Um morto bem conservado
Mas na sua
apressada classificação, Trousseau não teve meios de incluir um tal Lesahor,
paciente um pouco fora de série. Depois de um longo e infrutífero tratamento
hepático, o médico decretou que Lesahor falecera. A mulher do morto, que era
doente cardíaca, ficou ignorante do falecimento do marido. Não suspeitou de
nada, sobretudo porque o homem continuou a fazer-lhe visitas, todas as noites,
para cumprimentá-la. Trousseau, que também tratava da mulher, soube disso pelas
suas próprias palavras. Quis ver o fato com seus próprios olhos. Naquela noite
se encontrava no quarto da senhora Lesahor na hora da visita, e teve o prazer e
ao mesmo tempo a angústia de ver que seu ex-paciente não estava tão morto assim.
Movia-se sem dificuldade, conversava com a mulher. Trousseau quis dirigir-lhe a
palavra, mas o homem se despediu, dizendo que tinha muita pressa. A razão da
pressa, Trousseau descobriu na manhã seguinte, quando, com autorização oficial,
pôde dar uma olhada na sepultura de Lesahor. O morto estava em seu lugar e
tinha um aspecto "excepcionalmente bem conservado".
A mulher
morreu poucos dias depois. Sua morte foi provocada por uma anemia de origem
misteriosa. Trousseau fez um relatório pormenorizado do caso, mas o assunto não
despertou muita atenção e foi arquivado. Afirmou-se posteriormente que o
médico, com aquilo, queria arranjar publicidade.
A vingança do assassinado
Na pequena
República de Andorra, quando alguém é assassinado (o que se dá em média uma vez
em cada 20 anos), segundo um cerimonial que permanece invariável desde 1200, o
magistrado, de toga e capelo, vai até o lugar do delito, seja onde for. Lá,
dirige-se ao morto, perguntando-lhe três vezes: "Homem, quem te matou? A
Justiça o exige". Ao fim, diz: "O morto não respondeu".
Até hoje não
se sabe qual a origem desse estranho procedimento. Mas o seu mecanismo nos
revela que os juízes de Andorra esperam que pelo menos uma vez o morto responda
à pergunta. Em fins do século passado houve em Andorra um assassinato. O crime
fora praticado com uma pedra e o morto era um pastor de ovelhas. A vítima não
apresentava um belo espetáculo aos olhos, com a cabeça esmigalhada.

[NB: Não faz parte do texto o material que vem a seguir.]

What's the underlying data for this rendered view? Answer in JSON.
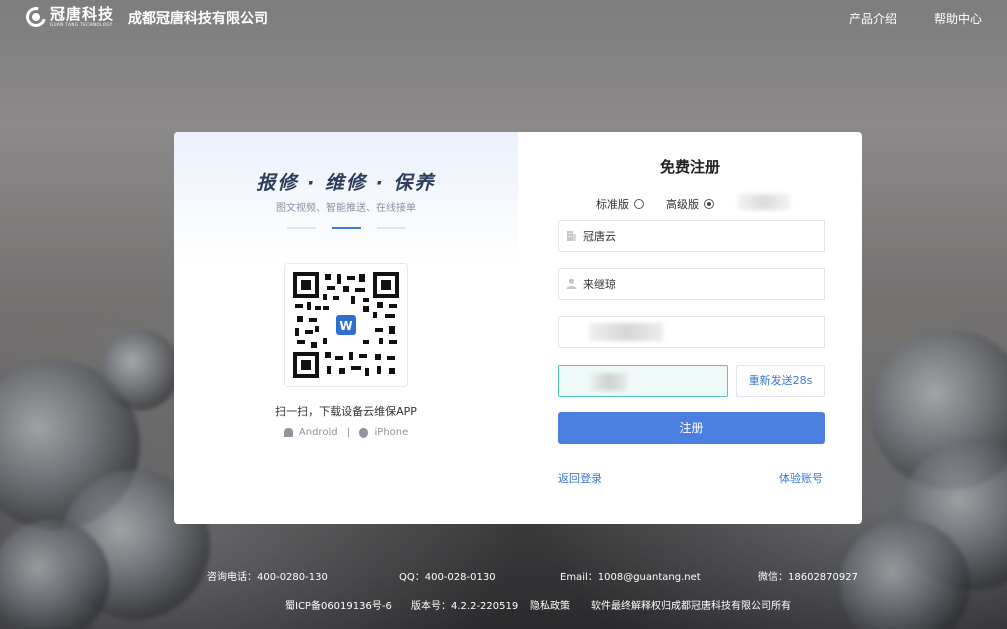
{
  "header": {
    "logo_name": "冠唐科技",
    "logo_en": "GUAN TANG TECHNOLOGY",
    "company": "成都冠唐科技有限公司",
    "nav": [
      "产品介绍",
      "帮助中心"
    ]
  },
  "promo": {
    "slogan": "报修 · 维修 · 保养",
    "subtitle": "图文视频、智能推送、在线接单",
    "qr_badge": "W",
    "scan_text": "扫一扫，下载设备云维保APP",
    "android": "Android",
    "separator": "|",
    "iphone": "iPhone"
  },
  "form": {
    "title": "免费注册",
    "editions": [
      {
        "label": "标准版",
        "checked": false
      },
      {
        "label": "高级版",
        "checked": true
      }
    ],
    "company_value": "冠唐云",
    "name_value": "来继琼",
    "resend": "重新发送28s",
    "submit": "注册",
    "back_login": "返回登录",
    "trial_account": "体验账号"
  },
  "footer": {
    "phone": "咨询电话：400-0280-130",
    "qq": "QQ：400-028-0130",
    "email": "Email：1008@guantang.net",
    "wechat": "微信：18602870927",
    "icp": "蜀ICP备06019136号-6",
    "version": "版本号：4.2.2-220519",
    "privacy": "隐私政策",
    "rights": "软件最终解释权归成都冠唐科技有限公司所有"
  },
  "colors": {
    "primary": "#4a7fe0",
    "link": "#3a77d9",
    "active_field_border": "#54c6b4"
  }
}
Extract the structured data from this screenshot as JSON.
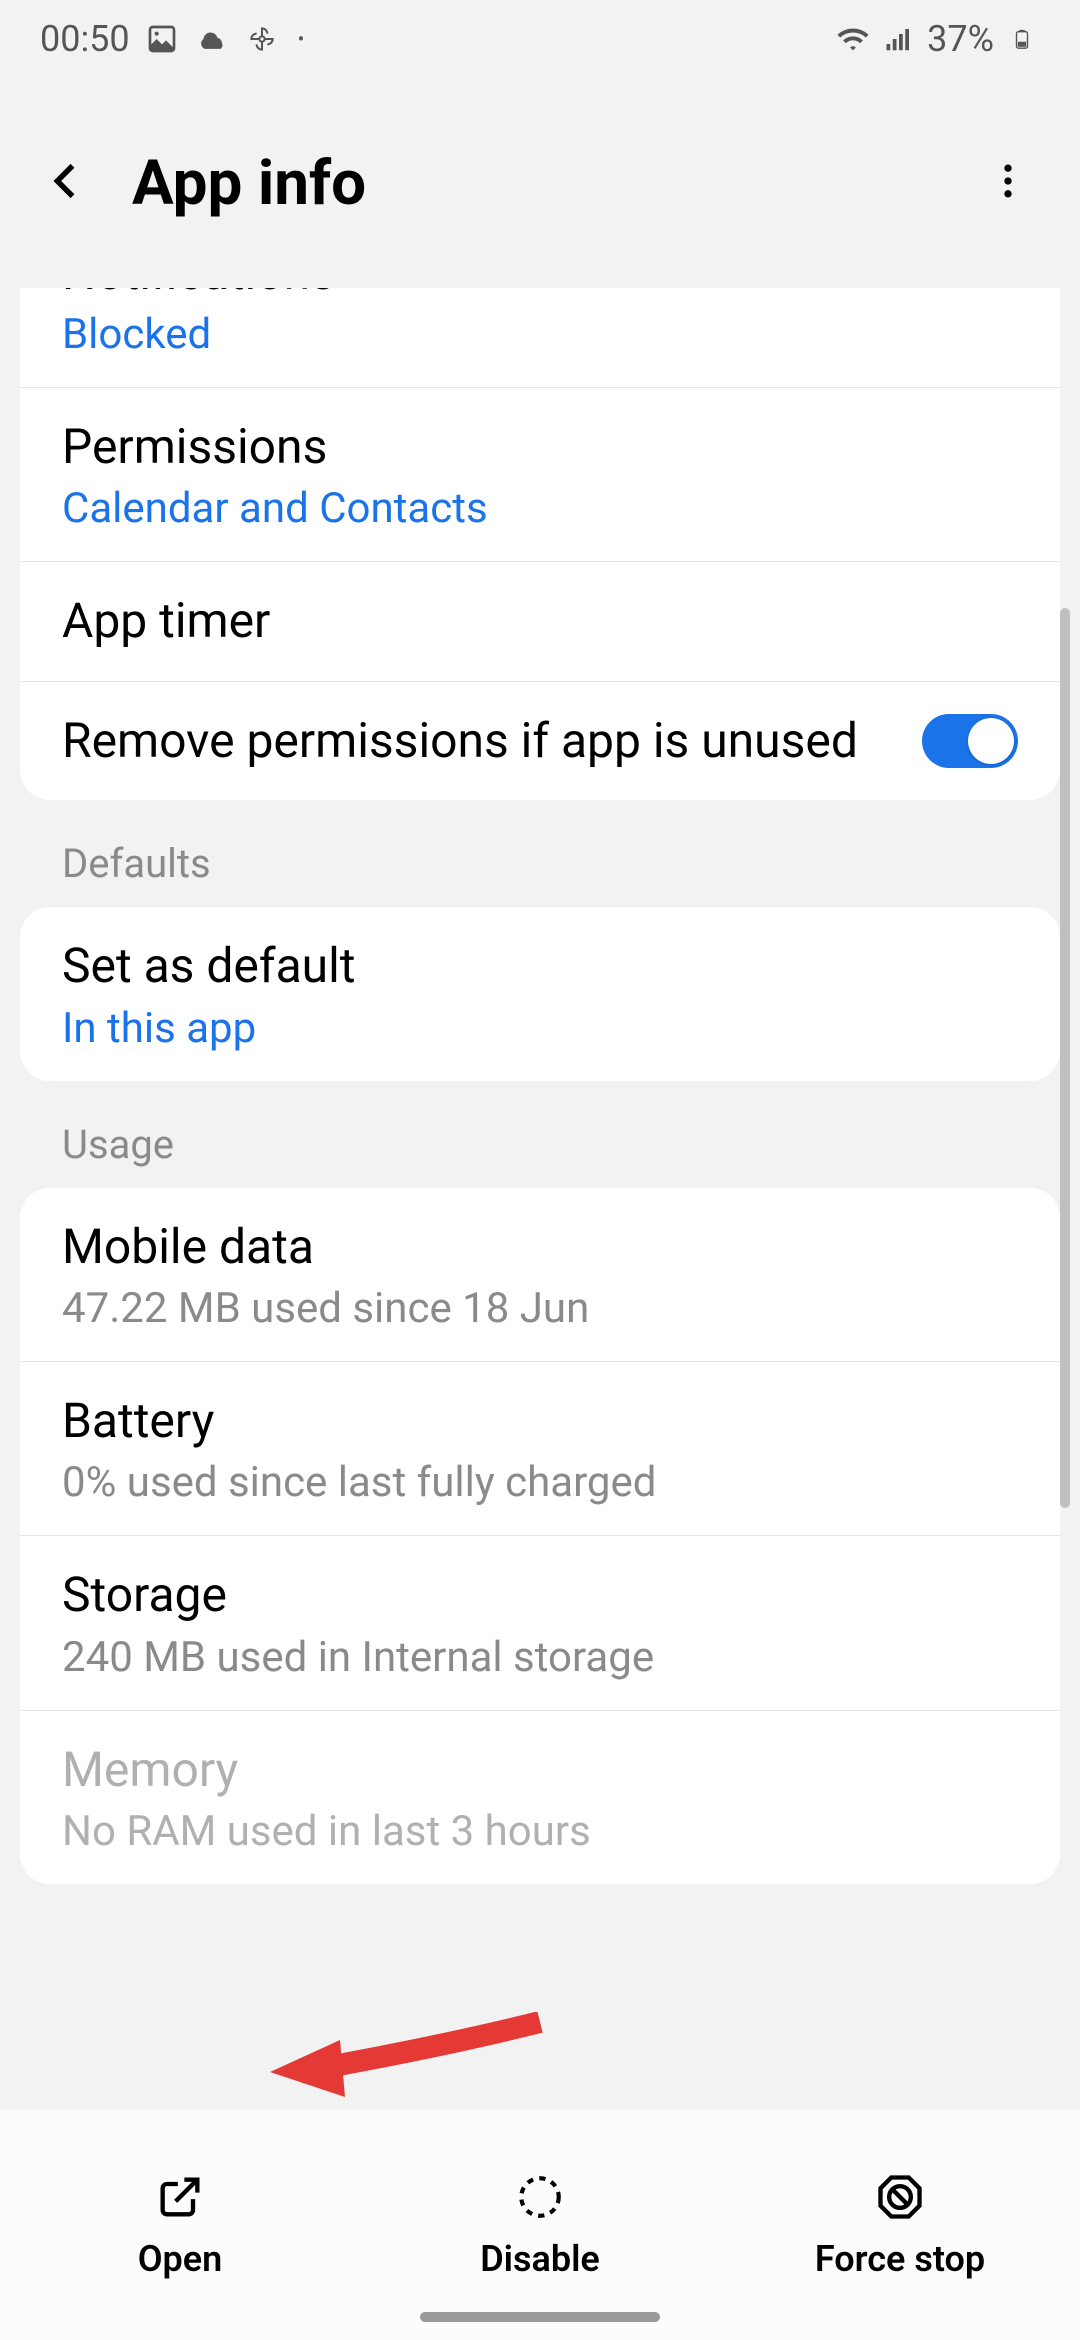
{
  "status": {
    "time": "00:50",
    "battery": "37%"
  },
  "header": {
    "title": "App info"
  },
  "items": {
    "notifications": {
      "title": "Notifications",
      "sub": "Blocked"
    },
    "permissions": {
      "title": "Permissions",
      "sub": "Calendar and Contacts"
    },
    "apptimer": {
      "title": "App timer"
    },
    "removeperms": {
      "title": "Remove permissions if app is unused"
    }
  },
  "sections": {
    "defaults": "Defaults",
    "usage": "Usage"
  },
  "defaults": {
    "setdefault": {
      "title": "Set as default",
      "sub": "In this app"
    }
  },
  "usage": {
    "mobiledata": {
      "title": "Mobile data",
      "sub": "47.22 MB used since 18 Jun"
    },
    "battery": {
      "title": "Battery",
      "sub": "0% used since last fully charged"
    },
    "storage": {
      "title": "Storage",
      "sub": "240 MB used in Internal storage"
    },
    "memory": {
      "title": "Memory",
      "sub": "No RAM used in last 3 hours"
    }
  },
  "actions": {
    "open": "Open",
    "disable": "Disable",
    "forcestop": "Force stop"
  }
}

Naturalmente, o morto não estava em condições de responder à pergunta do juiz.
Mas ele morreu odiando, e a lei dos vampiros lhe dava uma possibilidade de
retorno.
Acontece que
o culpado estava numa hospedaria, conversando sobre o misterioso crime, quando
viu entrar no estabelecimento um homem que tinha na testa uma lama negra.
Os presentes
fugiram e o assassino também, mais depressa do que eles. Mas não se pode fugir
de um vampiro.
Os corpos dos
não-mortos não respeitam as unidades de tempo e espaço. Na sua desesperada
fuga, o matador encontrou-se frente a frente com sua vítima. O terror obriga-o
a implorar por misericórdia. Cai de joelhos e continua a gritar, até que uma
pedra enorme lhe quebra o crânio. Foram encontrados juntos, num local onde um
dos dois não deveria estar. Ainda existem testemunhas vivas desse caso.
A estirpe dos vampiros
Os vampiros
são uma estirpe, no sentido de que
formam uma "cadeia de ressurreição". Quando um se sacia com sangue,
todos — mesmo em mínima proporção — sentem um benefício. Quando um morre
traspassado pela lança, todos sofrem uma fração de segundo de agonia. Quem foi
mordido três vezes, entra na estirpe.
A cruz pode
ser usada eficazmente só nos países católicos. Ela é o símbolo da justiça
divina e aterroriza as almas culpadas — os vampiros.
Segundo as
antigas crônicas, uma cruz colocada no peito de um vampiro tem o poder de
paralisá-lo, privando-o também daquela força de atração que exerce sobre as
suas vítimas.
O alho tem
valor universal. Para compreender o motivo da sua eficácia, basta interrogar os
habitantes de aldeias de alguns países da Europa, onde é difundidíssima a
prática de colocar uma pequena réstia de alho ao redor do pescoço das crianças
com doença intestinal.
O pior
parasita do homem é o vampiro. É lógico combatê-lo com uma planta antiparasitária.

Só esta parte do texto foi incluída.